I problemi dell’aspetto ludico non sono tutti qui. Gascoigne purtroppo è anche uno di quegli autori per cui il “Fighting” in Fighting Fantasy va rispettato come una legge, e dunque l’avventura è ricca di opportunità di combattimento decisamente fastidiose. Capita spesso che ci venga offerto di attaccare un nemico quando in realtà potremmo evitarlo senza nemmeno dover tirare i dadi; altrettanto spesso ci si trova ad affrontare gruppi di nemici, piuttosto numerosi e che vanno combattuti due o anche tre contro uno. Uno di questi scontri è obbligatorio, e i punteggi in gioco sono ridicoli se si considera che dev’essere preceduto da un altro nemico di Abilità 10 e Resistenza 11, e senza potersi ristorare tra l’uno e l’altro, perché in questo libro si può mangiare le Provviste solo quando viene detto dal testo. Sapendo che il terzo avversario obbligato del libro ha Abilità 10 e Resistenza 16, mi pare ovvio che qui qualcuno ha gonfiato la difficoltà in modo piuttosto artificioso.
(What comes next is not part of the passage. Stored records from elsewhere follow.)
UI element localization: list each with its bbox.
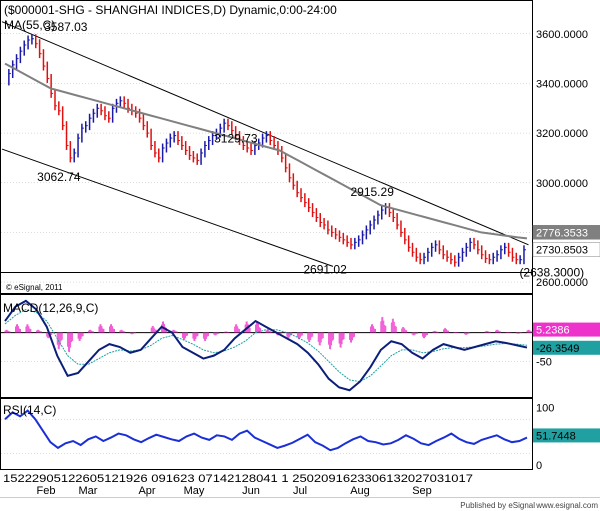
rsi-tick-label: 0: [536, 460, 542, 472]
price-annotation: 2915.29: [350, 185, 394, 199]
macd-signal-line: [4, 308, 528, 383]
rsi-line: [4, 409, 528, 452]
month-label: May: [184, 485, 205, 497]
month-label: Feb: [37, 485, 56, 497]
price-annotation: (2638.3000): [519, 266, 584, 280]
x-axis-month-labels: Feb Mar Apr May Jun Jul Aug Sep: [37, 485, 432, 497]
month-label: Jul: [293, 485, 307, 497]
month-label: Aug: [350, 485, 370, 497]
price-tick-label: 3200.0000: [536, 128, 588, 140]
price-last-value-box: [532, 225, 600, 240]
price-annotation: 3062.74: [37, 170, 81, 184]
price-last-value: 2776.3533: [536, 227, 588, 239]
price-annotation: 3129.73: [214, 132, 258, 146]
trend-channel: [1, 21, 532, 274]
ma-55-line: [4, 62, 528, 240]
price-annotations: 3587.03 3129.73 3062.74 2915.29 2691.02 (2638…: [37, 20, 584, 280]
price-last-value: 2730.8503: [536, 245, 588, 257]
rsi-last-value-box: [533, 428, 600, 443]
macd-histogram: [4, 316, 533, 353]
rsi-label: RSI(14,C): [3, 403, 56, 417]
macd-line: [4, 299, 528, 392]
price-panel: 3587.03 3129.73 3062.74 2915.29 2691.02 (2638…: [0, 0, 584, 294]
macd-last-value: -26.3549: [536, 343, 579, 355]
rsi-tick-label: 100: [536, 403, 554, 415]
price-tick-label: 3400.0000: [536, 78, 588, 90]
price-last-value-box: [532, 242, 600, 257]
chart-title: ($000001-SHG - SHANGHAI INDICES,D) Dynam…: [4, 3, 337, 17]
macd-last-values: 5.2386 -26.3549: [533, 322, 600, 355]
macd-label: MACD(12,26,9,C): [3, 301, 98, 315]
footer-site: www.esignal.com: [535, 501, 598, 510]
channel-lower-line: [1, 148, 334, 267]
rsi-last-value: 51.7448: [536, 430, 576, 442]
macd-last-value: 5.2386: [536, 325, 570, 337]
footer-publisher: Published by eSignal: [460, 501, 535, 510]
price-annotation: 2691.02: [303, 262, 347, 276]
macd-last-value-box: [533, 322, 600, 337]
month-label: Jun: [242, 485, 260, 497]
price-tick-label: 3000.0000: [536, 178, 588, 190]
ma-label: MA(55,C): [4, 18, 55, 32]
price-last-values: 2776.3533 2730.8503: [532, 225, 600, 257]
price-tick-label: 3600.0000: [536, 29, 588, 41]
month-label: Mar: [79, 485, 98, 497]
macd-panel: MACD(12,26,9,C): [0, 294, 533, 398]
rsi-panel: RSI(14,C): [0, 398, 533, 470]
month-label: Apr: [138, 485, 155, 497]
month-label: Sep: [412, 485, 432, 497]
price-tick-label: 2600.0000: [536, 277, 588, 289]
x-axis-day-labels: 15222905122605121926 091623 07142128041 …: [3, 473, 473, 485]
macd-last-value-box: [533, 340, 600, 355]
footer-bar: [0, 497, 600, 511]
channel-upper-line: [1, 21, 529, 246]
rsi-last-values: 51.7448: [533, 428, 600, 443]
price-annotation: 3587.03: [44, 20, 88, 34]
macd-tick-label: -50: [536, 356, 552, 368]
watermark: © eSignal, 2011: [6, 283, 63, 292]
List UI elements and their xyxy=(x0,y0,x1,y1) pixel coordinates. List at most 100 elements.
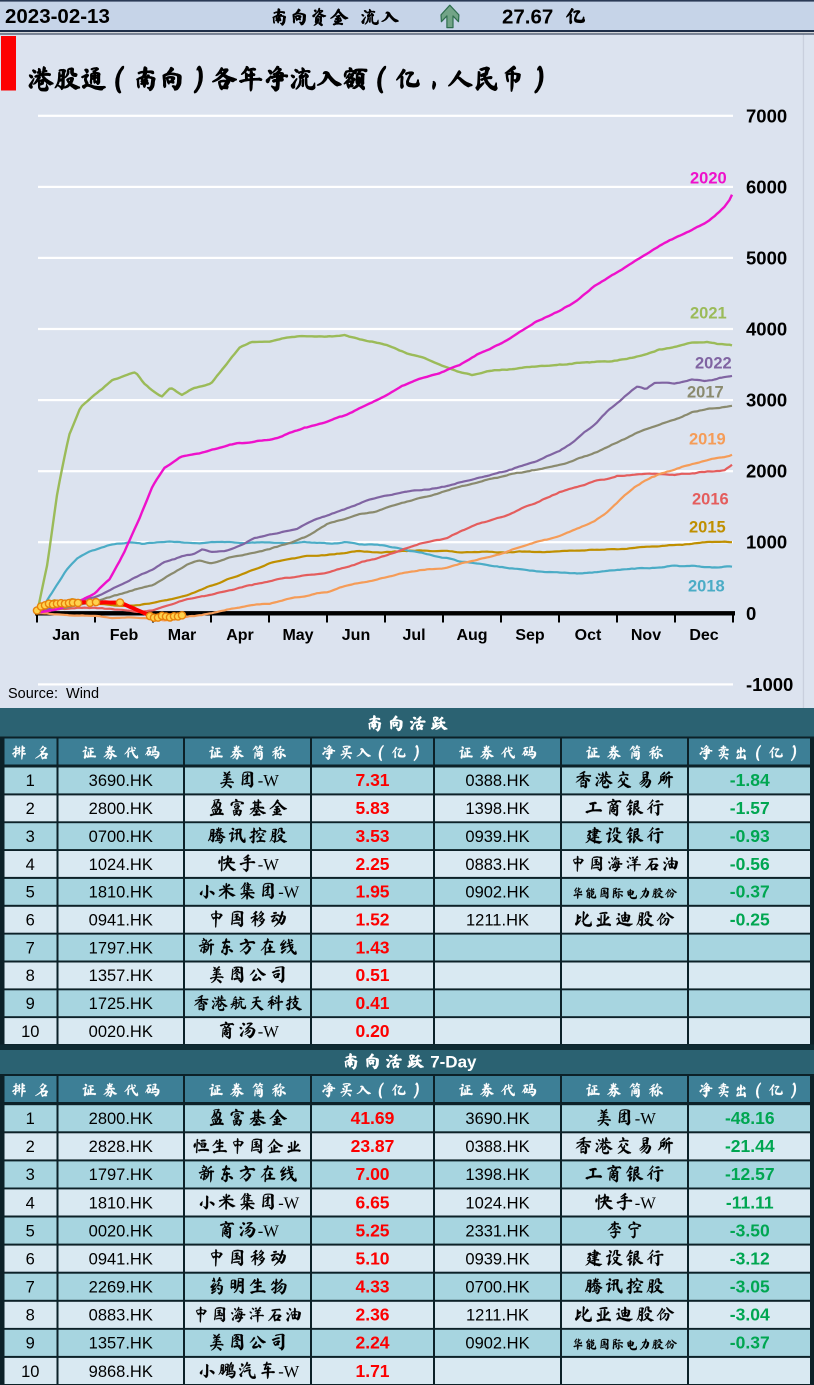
svg-text:6: 6 xyxy=(26,912,35,930)
svg-text:9: 9 xyxy=(26,1335,35,1353)
svg-text:27.67: 27.67 xyxy=(502,6,553,29)
svg-text:0020.HK: 0020.HK xyxy=(89,1023,153,1041)
svg-text:Aug: Aug xyxy=(456,627,487,644)
svg-text:-0.37: -0.37 xyxy=(730,1333,770,1353)
svg-text:1.95: 1.95 xyxy=(355,882,389,902)
svg-text:1024.HK: 1024.HK xyxy=(89,856,153,874)
svg-text:-21.44: -21.44 xyxy=(725,1136,775,1156)
svg-text:1211.HK: 1211.HK xyxy=(466,912,529,930)
svg-text:0939.HK: 0939.HK xyxy=(465,1250,529,1268)
svg-text:3.53: 3.53 xyxy=(355,826,389,846)
svg-text:4: 4 xyxy=(26,856,35,874)
svg-text:-12.57: -12.57 xyxy=(725,1164,775,1184)
svg-text:-11.11: -11.11 xyxy=(726,1192,774,1212)
svg-text:1810.HK: 1810.HK xyxy=(89,1194,153,1212)
svg-text:Mar: Mar xyxy=(168,627,196,644)
svg-text:7.31: 7.31 xyxy=(355,770,389,790)
svg-text:3: 3 xyxy=(26,828,35,846)
svg-text:1.52: 1.52 xyxy=(355,910,389,930)
svg-text:-3.12: -3.12 xyxy=(730,1248,770,1268)
svg-text:5.83: 5.83 xyxy=(355,798,389,818)
svg-text:0941.HK: 0941.HK xyxy=(89,1250,153,1268)
svg-text:1211.HK: 1211.HK xyxy=(466,1307,529,1325)
svg-text:Dec: Dec xyxy=(689,627,718,644)
svg-text:2019: 2019 xyxy=(689,431,726,449)
svg-text:0.20: 0.20 xyxy=(355,1021,389,1041)
svg-text:0020.HK: 0020.HK xyxy=(89,1222,153,1240)
svg-text:2000: 2000 xyxy=(746,461,787,482)
svg-text:2.24: 2.24 xyxy=(355,1333,389,1353)
svg-text:2015: 2015 xyxy=(689,519,726,537)
svg-text:1797.HK: 1797.HK xyxy=(89,1166,153,1184)
svg-text:2269.HK: 2269.HK xyxy=(89,1279,153,1297)
svg-text:0388.HK: 0388.HK xyxy=(465,772,529,790)
svg-text:-W: -W xyxy=(635,1193,656,1212)
svg-text:-W: -W xyxy=(258,771,279,790)
svg-text:-3.05: -3.05 xyxy=(730,1277,770,1297)
svg-text:7000: 7000 xyxy=(746,105,787,126)
svg-text:0902.HK: 0902.HK xyxy=(465,1335,529,1353)
svg-text:2.36: 2.36 xyxy=(355,1305,389,1325)
svg-text:-0.25: -0.25 xyxy=(730,910,770,930)
svg-text:-W: -W xyxy=(258,1022,279,1041)
svg-text:3000: 3000 xyxy=(746,390,787,411)
svg-text:-W: -W xyxy=(258,1221,279,1240)
svg-text:2800.HK: 2800.HK xyxy=(89,1110,153,1128)
svg-text:-1.84: -1.84 xyxy=(730,770,770,790)
svg-text:2016: 2016 xyxy=(692,491,729,509)
svg-text:0.51: 0.51 xyxy=(355,965,389,985)
svg-text:-W: -W xyxy=(635,1109,656,1128)
svg-text:0883.HK: 0883.HK xyxy=(89,1307,153,1325)
svg-text:Oct: Oct xyxy=(575,627,602,644)
svg-text:0941.HK: 0941.HK xyxy=(89,912,153,930)
svg-text:2331.HK: 2331.HK xyxy=(465,1222,529,1240)
svg-text:5.10: 5.10 xyxy=(355,1248,389,1268)
svg-text:1398.HK: 1398.HK xyxy=(465,1166,529,1184)
svg-text:7: 7 xyxy=(26,1279,35,1297)
svg-text:0700.HK: 0700.HK xyxy=(89,828,153,846)
svg-text:-W: -W xyxy=(258,855,279,874)
svg-text:Feb: Feb xyxy=(110,627,139,644)
svg-text:2022: 2022 xyxy=(695,355,732,373)
svg-text:5: 5 xyxy=(26,884,35,902)
svg-text:-1.57: -1.57 xyxy=(730,798,770,818)
svg-text:9: 9 xyxy=(26,995,35,1013)
svg-text:-W: -W xyxy=(278,1362,299,1381)
svg-text:0939.HK: 0939.HK xyxy=(465,828,529,846)
svg-text:2018: 2018 xyxy=(688,578,725,596)
svg-text:3690.HK: 3690.HK xyxy=(465,1110,529,1128)
svg-text:Jan: Jan xyxy=(52,627,80,644)
svg-text:0.41: 0.41 xyxy=(355,993,389,1013)
svg-text:4000: 4000 xyxy=(746,319,787,340)
svg-text:-3.04: -3.04 xyxy=(730,1305,770,1325)
svg-text:1000: 1000 xyxy=(746,532,787,553)
svg-text:6000: 6000 xyxy=(746,176,787,197)
svg-text:2.25: 2.25 xyxy=(355,854,389,874)
svg-text:1398.HK: 1398.HK xyxy=(465,800,529,818)
svg-text:8: 8 xyxy=(26,967,35,985)
svg-text:10: 10 xyxy=(21,1023,39,1041)
svg-text:Jun: Jun xyxy=(342,627,370,644)
svg-text:23.87: 23.87 xyxy=(351,1136,395,1156)
svg-text:10: 10 xyxy=(21,1363,39,1381)
svg-text:1797.HK: 1797.HK xyxy=(89,939,153,957)
svg-text:4: 4 xyxy=(26,1194,35,1212)
svg-text:3: 3 xyxy=(26,1166,35,1184)
svg-text:-3.50: -3.50 xyxy=(730,1220,770,1240)
svg-text:6: 6 xyxy=(26,1250,35,1268)
svg-text:-0.93: -0.93 xyxy=(730,826,770,846)
svg-text:2: 2 xyxy=(26,1138,35,1156)
svg-text:-1000: -1000 xyxy=(746,674,793,695)
svg-text:1: 1 xyxy=(26,772,35,790)
svg-text:-W: -W xyxy=(278,1193,299,1212)
svg-text:6.65: 6.65 xyxy=(355,1192,389,1212)
svg-text:2020: 2020 xyxy=(690,170,727,188)
svg-text:-W: -W xyxy=(278,883,299,902)
svg-text:-0.56: -0.56 xyxy=(730,854,770,874)
svg-text:5.25: 5.25 xyxy=(355,1220,389,1240)
svg-text:-0.37: -0.37 xyxy=(730,882,770,902)
svg-text:5000: 5000 xyxy=(746,247,787,268)
svg-text:1.43: 1.43 xyxy=(355,937,389,957)
svg-text:2021: 2021 xyxy=(690,305,727,323)
svg-text:1: 1 xyxy=(26,1110,35,1128)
Come del resto ha fatto nei libri di altri, in qualità di editor (vedi il famoso nemico di Abilità 12 in The Crimson Tide, risultato di una correzioncina di Gascoigne). E non sto nemmeno a citare nel dettaglio alcuni errori ed incongruenze che si trovano qua e là, tanto saranno evidenti a chiunque leggerà il libro.

Bottom line: Battleblade Warrior si può vedere come un bicchiere mezzo pieno o mezzo vuoto, ma comunque mezzo. Per me è mezzo vuoto, perché anche se mi piace davvero molto il testo, non intendo perdonare né gli errori di bilanciamento, né i ripetuti inganni, né il fatto che 9/10 del testo siano di fatto un riempitivo. Trovo troppo atipico un libro che vuole essere Scegli la tua avventura per tre quarti del tempo ma fingendo di essere Steve Jackson, e poi scimmiotta Steve Jackson nell’ultimo quarto, senza però avvicinarsi alla sua coerenza, solidità e genialità. Non arriverò a dire che Battleblade Warrior è inutile nel contesto di Fighting Fantasy, ma poco ci manca. La mia delusione verso questo libro è fortissima, e immagino che debba esserlo stata anche quella di Alan Langford quando ha scoperto che i suoi disegni sono stati accreditati a David Gallagher.